Od 1999 do kwietnia 2003 roku, zgodnie z sugestiami i informacjami otrzymywanymi od urzędników Inspektoratu ZUS Kraków - Podgórze, dokonywałam czasowych zawieszeń w prowadzeniu działalności i zawieszenia płacenia składek, co dokumentowane było specjalnymi drukami. W 2002 r. otrzymałam z ZUS zestawienie złożonych dokumentów wraz z uwagami; ów wykaz miał w sumie 35 stron, ale nie było tam żadnych uwag dotyczących zasadności zawieszeń, ani konieczności jakichkolwiek wyjaśnień. W lipcu 2003 r. zamknęłam ostatecznie działalność, ale w 2008 r. chciałam uzyskać zaświadczenie o tym, że była kiedyś prowadzona. W odpowiedzi otrzymałam pismo, że mam zapłacić zaległe składki za kilka lat plus odsetki! Rozmowy z urzędnikami niczego nie dały, została wydana niekorzystna dla mnie decyzja. W zeszłym roku przegrałam sprawę w sądzie i w tej chwili będę musiała zapłacić z odsetkami blisko 50 tys. zł. Skąd mam wziąć takie pieniądze?

HANNA, Kraków

***

Jak wielu zawieszałem działalność gospodarczą przed 2008 r. Informację o takiej możliwości otrzymałem od swojego oddziału ZUS. Składałem odpowiednie dokumenty.

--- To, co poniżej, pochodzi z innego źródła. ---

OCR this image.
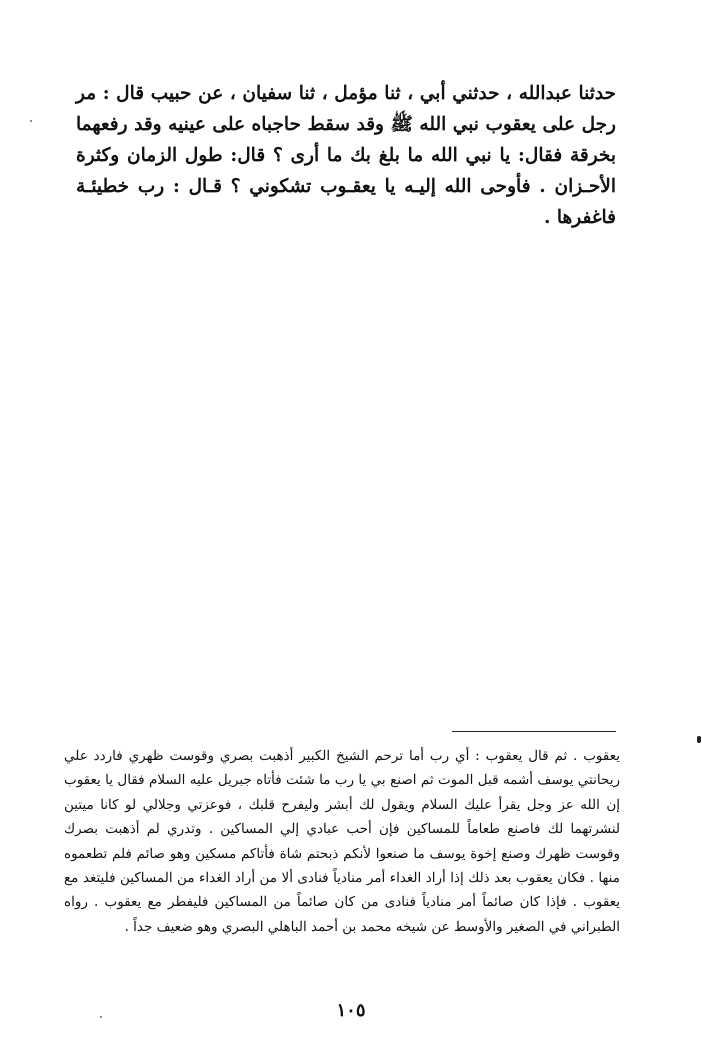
حدثنا عبدالله ، حدثني أبي ، ثنا مؤمل ، ثنا سفيان ، عن حبيب قال : مر رجل على يعقوب نبي الله ﷺ وقد سقط حاجباه على عينيه وقد رفعهما بخرقة فقال: يا نبي الله ما بلغ بك ما أرى ؟ قال: طول الزمان وكثرة الأحـزان . فأوحى الله إليـه يا يعقـوب تشكوني ؟ قـال : رب خطيئـة فاغفرها .

يعقوب . ثم قال يعقوب : أي رب أما ترحم الشيخ الكبير أذهبت بصري وقوست ظهري فاردد علي ريحانتي يوسف أشمه قبل الموت ثم اصنع بي يا رب ما شئت فأتاه جبريل عليه السلام فقال يا يعقوب إن الله عز وجل يقرأ عليك السلام ويقول لك أبشر وليفرح قلبك ، فوعزتي وجلالي لو كانا ميتين لنشرتهما لك فاصنع طعاماً للمساكين فإن أحب عبادي إلي المساكين . وتدري لم أذهبت بصرك وقوست ظهرك وصنع إخوة يوسف ما صنعوا لأنكم ذبحتم شاة فأتاكم مسكين وهو صائم فلم تطعموه منها . فكان يعقوب بعد ذلك إذا أراد الغداء أمر منادياً فنادى ألا من أراد الغداء من المساكين فليتغد مع يعقوب . فإذا كان صائماً أمر منادياً فنادى من كان صائماً من المساكين فليفطر مع يعقوب . رواه الطبراني في الصغير والأوسط عن شيخه محمد بن أحمد الباهلي البصري وهو ضعيف جداً .

١٠٥
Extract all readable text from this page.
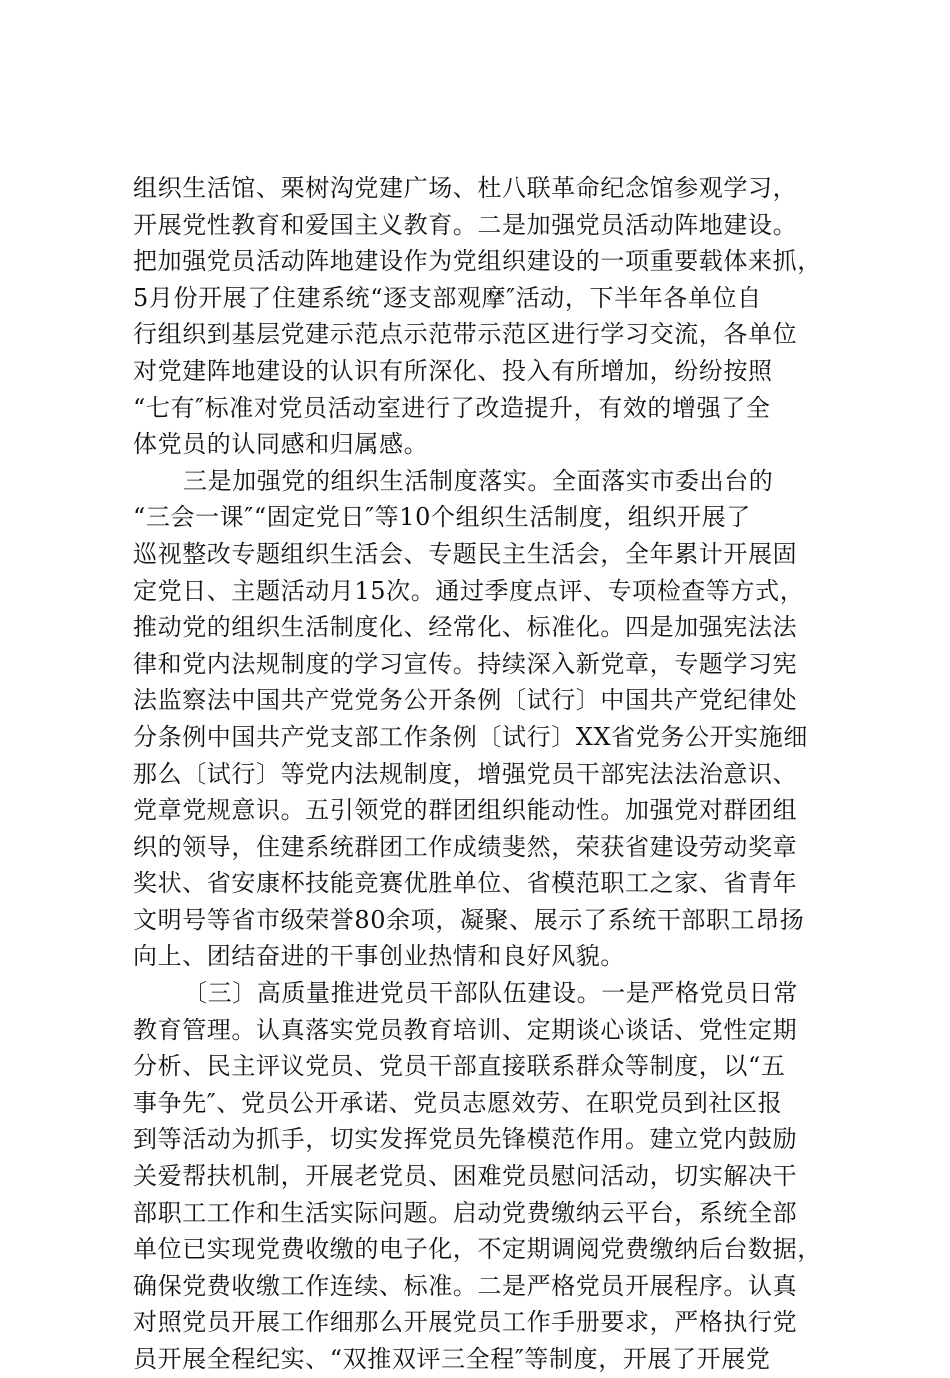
组织生活馆、栗树沟党建广场、杜八联革命纪念馆参观学习，
开展党性教育和爱国主义教育。二是加强党员活动阵地建设。
把加强党员活动阵地建设作为党组织建设的一项重要载体来抓，
5月份开展了住建系统“逐支部观摩″活动，下半年各单位自
行组织到基层党建示范点示范带示范区进行学习交流，各单位
对党建阵地建设的认识有所深化、投入有所增加，纷纷按照
“七有″标准对党员活动室进行了改造提升，有效的增强了全
体党员的认同感和归属感。
三是加强党的组织生活制度落实。全面落实市委出台的
“三会一课″“固定党日″等10个组织生活制度，组织开展了
巡视整改专题组织生活会、专题民主生活会，全年累计开展固
定党日、主题活动月15次。通过季度点评、专项检查等方式，
推动党的组织生活制度化、经常化、标准化。四是加强宪法法
律和党内法规制度的学习宣传。持续深入新党章，专题学习宪
法监察法中国共产党党务公开条例〔试行〕中国共产党纪律处
分条例中国共产党支部工作条例〔试行〕XX省党务公开实施细
那么〔试行〕等党内法规制度，增强党员干部宪法法治意识、
党章党规意识。五引领党的群团组织能动性。加强党对群团组
织的领导，住建系统群团工作成绩斐然，荣获省建设劳动奖章
奖状、省安康杯技能竞赛优胜单位、省模范职工之家、省青年
文明号等省市级荣誉80余项，凝聚、展示了系统干部职工昂扬
向上、团结奋进的干事创业热情和良好风貌。
〔三〕高质量推进党员干部队伍建设。一是严格党员日常
教育管理。认真落实党员教育培训、定期谈心谈话、党性定期
分析、民主评议党员、党员干部直接联系群众等制度，以“五
事争先″、党员公开承诺、党员志愿效劳、在职党员到社区报
到等活动为抓手，切实发挥党员先锋模范作用。建立党内鼓励
关爱帮扶机制，开展老党员、困难党员慰问活动，切实解决干
部职工工作和生活实际问题。启动党费缴纳云平台，系统全部
单位已实现党费收缴的电子化，不定期调阅党费缴纳后台数据，
确保党费收缴工作连续、标准。二是严格党员开展程序。认真
对照党员开展工作细那么开展党员工作手册要求，严格执行党
员开展全程纪实、“双推双评三全程″等制度，开展了开展党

Wszystko się zgadzało. Otrzymałem nawet dwa zaświadczenia o nie zaleganiu ze składkami. W 2008 r. ZUS rozpoczął postępowanie przeciwko mnie, staram się udowodnić swoją niewinność, ale to przypomina walkę z wiatrakami.
JACEK, Lublin

***

Mam agencję ubezpieczeniową. Co roku zawieszałam działalność zgodnie ze wskazówkami pracowników ZUS-u - na dwa tygodnie, po to, żeby wyjechać na wakacje - co jest udokumentowane fotografiami i może być potwierdzone przez znajomych. W roku 2010 ZUS wezwał mnie do zapłaty składek z odsetkami za okresy zawieszeń. Z uporem odpisują mi, że nie mają żadnych wątpliwości, iż w spornych okresach prowadziłam działalność. W jednym z tych okresów przebywałam w szpitalu i na zwolnieniu poszpitalnym. Przekazałam ZUS-owi kopię wypisu szpitalnego, a w odpowiedzi to samo: bezspornie wykonywałam pracę.

MARIA, Olsztyn

***

Prowadzę warsztat naprawy rowerów - działalność od zawsze sezonową. I od zawsze zawieszam działalność gospodarczą od października do maja, składając do ZUS odpowiednie druki. Dopełniłem formalności również przy wznawianiu działalności. To firma jednoosobowa. ZUS cały czas mówił, że wszystko jest OK. Teraz mam do zapłacenia 40 tys. zł, w tym większość to karne odsetki.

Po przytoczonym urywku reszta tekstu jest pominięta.